MetLife to File First Lawsuit Over Risk Tag From Lew’s Panel

(Bloomberg) -- MetLife Inc. said it will sue to overturn a U.S. finding that subjects the insurer to tighter oversight under the Dodd-Frank law, becoming the first non-bank financial firm to file such a challenge.

A complaint will be filed today in federal court in Washington to oppose the U.S. Financial Stability Oversight Council’s designation of the insurer as a systemically important financial institution, the company said in a statement. The largest U.S. life insurer called the label premature, and said it has offered “substantial and compelling evidence” it isn’t a SIFI.

MetLife “has operated under a stringent state regulatory system for decades,” Chief Executive Officer Steve Kandarian said in the statement. “Adding a new federal standard for just the largest life insurers and retaining a different standard for everyone else will drive up the cost of financial protection for consumers without making the financial system any safer.”

The insurer is mounting the strongest opposition yet to a provision of the 2010 Dodd-Frank law, which was passed to prevent future financial crises. It was the fourth firm to be deemed a non-bank systemically important financial institution, or SIFI, by the FSOC, which is led by Treasury Secretary Jacob J. Lew.

The FSOC’s designation is the result of “a thorough analysis and extensive engagement with the company,” Suzanne Elio, a spokeswoman for the Treasury Department, said in an e- mailed statement. “We are confident in the council’s work.”

MetLife has said it doesn’t deserve the systemic-risk label because its failure wouldn’t threaten the financial system. The SIFI tag subjects companies to stricter Federal Reserve oversight that could include tougher capital, leverage and liquidity requirements. Final rules haven’t yet been written.

Best Interest

“It’s not wise to begin your new relationship with a federal regulator by suing them,” Isaac Boltansky, an analyst at Compass Point Research & Trading LLC, said by phone before MetLife announced the suit. “I don’t think it’s in their best interest.”

U.S. lawmakers voted in December to give the Fed more flexibility in how it tailors the rules after insurers said they shouldn’t be subject to standards designed for banks. That change reduced the need for MetLife to sue, Boltansky said. By mounting the legal challenge, the insurer may be limiting its ability to influence how the rules are written, he said.

Gloria Vogel, an analyst at Drexel Hamilton LLC, said a SIFI designation could cut MetLife’s return on equity, and limit buybacks, dividends and acquisitions.
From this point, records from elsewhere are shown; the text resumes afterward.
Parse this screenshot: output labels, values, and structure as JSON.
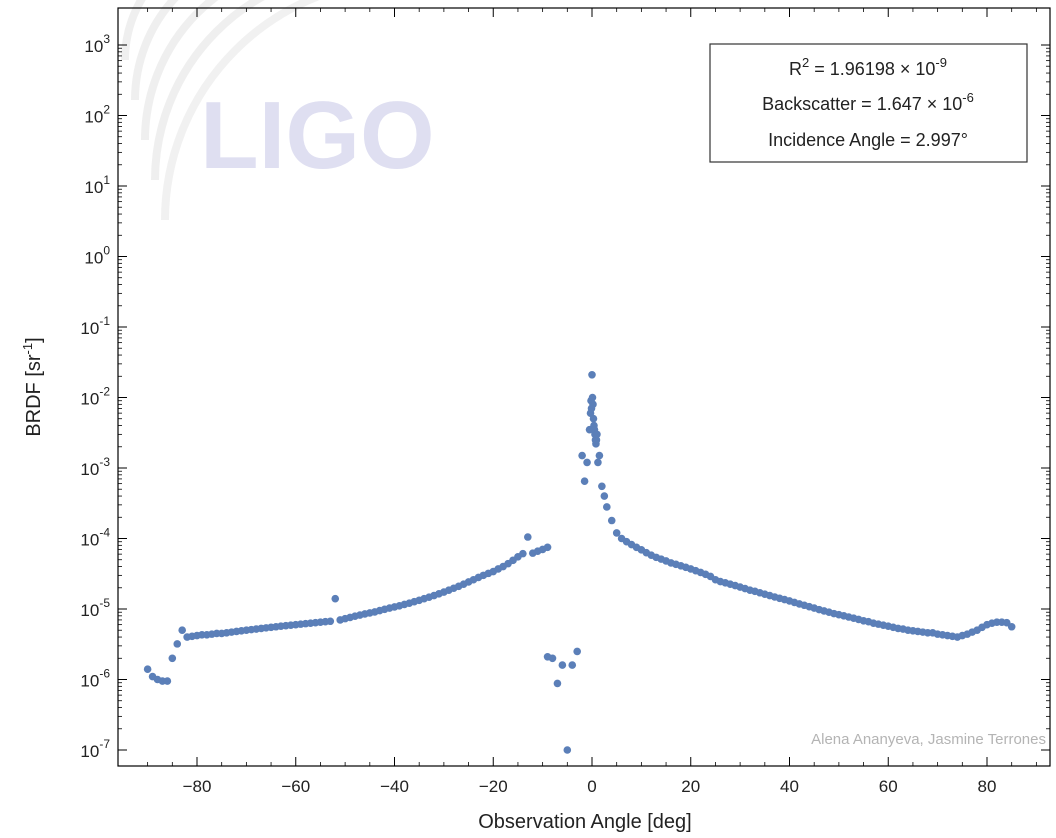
{
  "chart_data": {
    "type": "scatter",
    "title": "",
    "xlabel": "Observation Angle [deg]",
    "ylabel": "BRDF [sr",
    "ylabel_sup": "-1",
    "ylabel_end": "]",
    "xlim": [
      -92,
      92
    ],
    "ylim": [
      1e-07,
      3000
    ],
    "yscale": "log",
    "grid": false,
    "x_ticks": [
      -80,
      -60,
      -40,
      -20,
      0,
      20,
      40,
      60,
      80
    ],
    "x_tick_labels": [
      "−80",
      "−60",
      "−40",
      "−20",
      "0",
      "20",
      "40",
      "60",
      "80"
    ],
    "y_ticks": [
      {
        "value": 1000,
        "base": "10",
        "exp": "3"
      },
      {
        "value": 100,
        "base": "10",
        "exp": "2"
      },
      {
        "value": 10,
        "base": "10",
        "exp": "1"
      },
      {
        "value": 1,
        "base": "10",
        "exp": "0"
      },
      {
        "value": 0.1,
        "base": "10",
        "exp": "-1"
      },
      {
        "value": 0.01,
        "base": "10",
        "exp": "-2"
      },
      {
        "value": 0.001,
        "base": "10",
        "exp": "-3"
      },
      {
        "value": 0.0001,
        "base": "10",
        "exp": "-4"
      },
      {
        "value": 1e-05,
        "base": "10",
        "exp": "-5"
      },
      {
        "value": 1e-06,
        "base": "10",
        "exp": "-6"
      },
      {
        "value": 1e-07,
        "base": "10",
        "exp": "-7"
      }
    ],
    "point_color": "#5b7fb8",
    "legend_placement": "top-right",
    "legend": {
      "r2_prefix": "R",
      "r2_sup": "2",
      "r2_text": " = 1.96198 × 10",
      "r2_exp": "-9",
      "backscatter_text": "Backscatter  = 1.647 × 10",
      "backscatter_exp": "-6",
      "incidence_text": "Incidence Angle = 2.997°"
    },
    "annotation": "Alena Ananyeva, Jasmine Terrones",
    "watermark": "LIGO",
    "series": [
      {
        "x": [
          -90,
          -89,
          -88,
          -87,
          -86,
          -85,
          -84,
          -83,
          -82,
          -81,
          -80,
          -79,
          -78,
          -77,
          -76,
          -75,
          -74,
          -73,
          -72,
          -71,
          -70,
          -69,
          -68,
          -67,
          -66,
          -65,
          -64,
          -63,
          -62,
          -61,
          -60,
          -59,
          -58,
          -57,
          -56,
          -55,
          -54,
          -53,
          -52,
          -51,
          -50,
          -49,
          -48,
          -47,
          -46,
          -45,
          -44,
          -43,
          -42,
          -41,
          -40,
          -39,
          -38,
          -37,
          -36,
          -35,
          -34,
          -33,
          -32,
          -31,
          -30,
          -29,
          -28,
          -27,
          -26,
          -25,
          -24,
          -23,
          -22,
          -21,
          -20,
          -19,
          -18,
          -17,
          -16,
          -15,
          -14,
          -13,
          -12,
          -11,
          -10,
          -9,
          -9,
          -8,
          -7,
          -6,
          -5,
          -4,
          -3,
          -2,
          -1.5,
          -1,
          -0.5,
          -0.3,
          -0.2,
          -0.1,
          0,
          0.1,
          0.2,
          0.3,
          0.4,
          0.5,
          0.6,
          0.7,
          0.8,
          0.9,
          1,
          1.2,
          1.5,
          2,
          2.5,
          3,
          4,
          5,
          6,
          7,
          8,
          9,
          10,
          11,
          12,
          13,
          14,
          15,
          16,
          17,
          18,
          19,
          20,
          21,
          22,
          23,
          24,
          25,
          26,
          27,
          28,
          29,
          30,
          31,
          32,
          33,
          34,
          35,
          36,
          37,
          38,
          39,
          40,
          41,
          42,
          43,
          44,
          45,
          46,
          47,
          48,
          49,
          50,
          51,
          52,
          53,
          54,
          55,
          56,
          57,
          58,
          59,
          60,
          61,
          62,
          63,
          64,
          65,
          66,
          67,
          68,
          69,
          70,
          71,
          72,
          73,
          74,
          75,
          76,
          77,
          78,
          79,
          80,
          81,
          82,
          83,
          84,
          85
        ],
        "y": [
          1.4e-06,
          1.1e-06,
          1e-06,
          9.5e-07,
          9.5e-07,
          2e-06,
          3.2e-06,
          5e-06,
          4e-06,
          4.1e-06,
          4.2e-06,
          4.3e-06,
          4.3e-06,
          4.4e-06,
          4.5e-06,
          4.5e-06,
          4.6e-06,
          4.7e-06,
          4.8e-06,
          4.9e-06,
          5e-06,
          5.1e-06,
          5.2e-06,
          5.3e-06,
          5.4e-06,
          5.5e-06,
          5.6e-06,
          5.7e-06,
          5.8e-06,
          5.9e-06,
          6e-06,
          6.1e-06,
          6.2e-06,
          6.3e-06,
          6.4e-06,
          6.5e-06,
          6.6e-06,
          6.7e-06,
          1.4e-05,
          7e-06,
          7.3e-06,
          7.6e-06,
          7.9e-06,
          8.2e-06,
          8.5e-06,
          8.8e-06,
          9.1e-06,
          9.5e-06,
          9.9e-06,
          1.03e-05,
          1.07e-05,
          1.11e-05,
          1.16e-05,
          1.21e-05,
          1.27e-05,
          1.33e-05,
          1.4e-05,
          1.47e-05,
          1.55e-05,
          1.64e-05,
          1.74e-05,
          1.85e-05,
          1.97e-05,
          2.1e-05,
          2.25e-05,
          2.42e-05,
          2.6e-05,
          2.8e-05,
          3e-05,
          3.2e-05,
          3.4e-05,
          3.7e-05,
          4e-05,
          4.4e-05,
          4.9e-05,
          5.5e-05,
          6.1e-05,
          0.000105,
          6.2e-05,
          6.6e-05,
          7e-05,
          7.5e-05,
          2.1e-06,
          2e-06,
          8.8e-07,
          1.6e-06,
          1e-07,
          1.6e-06,
          2.5e-06,
          0.0015,
          0.00065,
          0.0012,
          0.0035,
          0.006,
          0.009,
          0.007,
          0.021,
          0.01,
          0.008,
          0.005,
          0.004,
          0.0035,
          0.003,
          0.0025,
          0.0022,
          0.0025,
          0.003,
          0.0012,
          0.0015,
          0.00055,
          0.0004,
          0.00028,
          0.00018,
          0.00012,
          0.0001,
          9e-05,
          8.2e-05,
          7.5e-05,
          6.9e-05,
          6.3e-05,
          5.8e-05,
          5.4e-05,
          5.1e-05,
          4.8e-05,
          4.5e-05,
          4.3e-05,
          4.1e-05,
          3.9e-05,
          3.7e-05,
          3.5e-05,
          3.3e-05,
          3.1e-05,
          2.9e-05,
          2.6e-05,
          2.45e-05,
          2.35e-05,
          2.25e-05,
          2.15e-05,
          2.05e-05,
          1.95e-05,
          1.85e-05,
          1.78e-05,
          1.7e-05,
          1.62e-05,
          1.55e-05,
          1.48e-05,
          1.42e-05,
          1.36e-05,
          1.3e-05,
          1.24e-05,
          1.18e-05,
          1.13e-05,
          1.08e-05,
          1.03e-05,
          9.8e-06,
          9.4e-06,
          9e-06,
          8.6e-06,
          8.3e-06,
          8e-06,
          7.7e-06,
          7.4e-06,
          7.1e-06,
          6.8e-06,
          6.6e-06,
          6.3e-06,
          6.1e-06,
          5.9e-06,
          5.7e-06,
          5.5e-06,
          5.3e-06,
          5.2e-06,
          5e-06,
          4.9e-06,
          4.8e-06,
          4.7e-06,
          4.6e-06,
          4.6e-06,
          4.4e-06,
          4.3e-06,
          4.2e-06,
          4.1e-06,
          4e-06,
          4.2e-06,
          4.4e-06,
          4.7e-06,
          5e-06,
          5.5e-06,
          6e-06,
          6.3e-06,
          6.5e-06,
          6.5e-06,
          6.4e-06,
          5.6e-06
        ]
      }
    ]
  }
}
The insurer’s stock price already reflects those expectations, she said.

‘More Capital’

“It probably reduces the ROE a little bit because you’ve got to keep more capital,” she said by phone. “The market’s already assuming they’re a SIFI.”

MetLife climbed 1.6 percent to $51.23 at 9:34 a.m. in New York. The company has dropped about 3.3 percent in the past 12 months, compared with the 13 percent gain of the Standard & Poor’s 500 Index.

The other non-bank SIFIs are Prudential Financial Inc., American International Group Inc. and General Electric Co.’s finance unit. Prudential, the No. 2 U.S. life insurer, initially opposed the label before deciding against a court fight. AIG and GE Capital didn’t contest their designations.

Dodd-Frank also mandates Fed supervision for bank-holding companies with more than $50 billion in assets, such as Citigroup Inc. and Goldman Sachs Group Inc.

MetLife has said that FSOC should focus on activities that pose systemic risks, rather than on individual companies. The firm has said that its life products don’t pose a threat.

‘Size Alone’

“It is not enough to designate companies as SIFIs merely because they are big,” Kandarian said. “The Dodd-Frank Act is clear that size alone does not make a company systemic.” Gibson Dunn & Crutcher LLP and Sullivan & Cromwell LLP are the insurer’s law firms on SIFI-related issues.

FSOC has 10 voting members including the heads of the Fed, the Securities and Exchange Commission and the Federal Deposit Insurance Corp.

The panel voted 9-to-1 to deem MetLife systemically important, with Roy Woodall, the council’s independent member with insurance expertise, dissenting. FSOC cited the firm’s size, investments and interconnectedness with other financial companies. The insurer had more than $900 billion of assets at the end of September, including corporate debt and other securities that could be tough to sell in a crisis, FSOC said.

“Material financial distress at MetLife could pose a threat to U.S. financial stability,” the council said.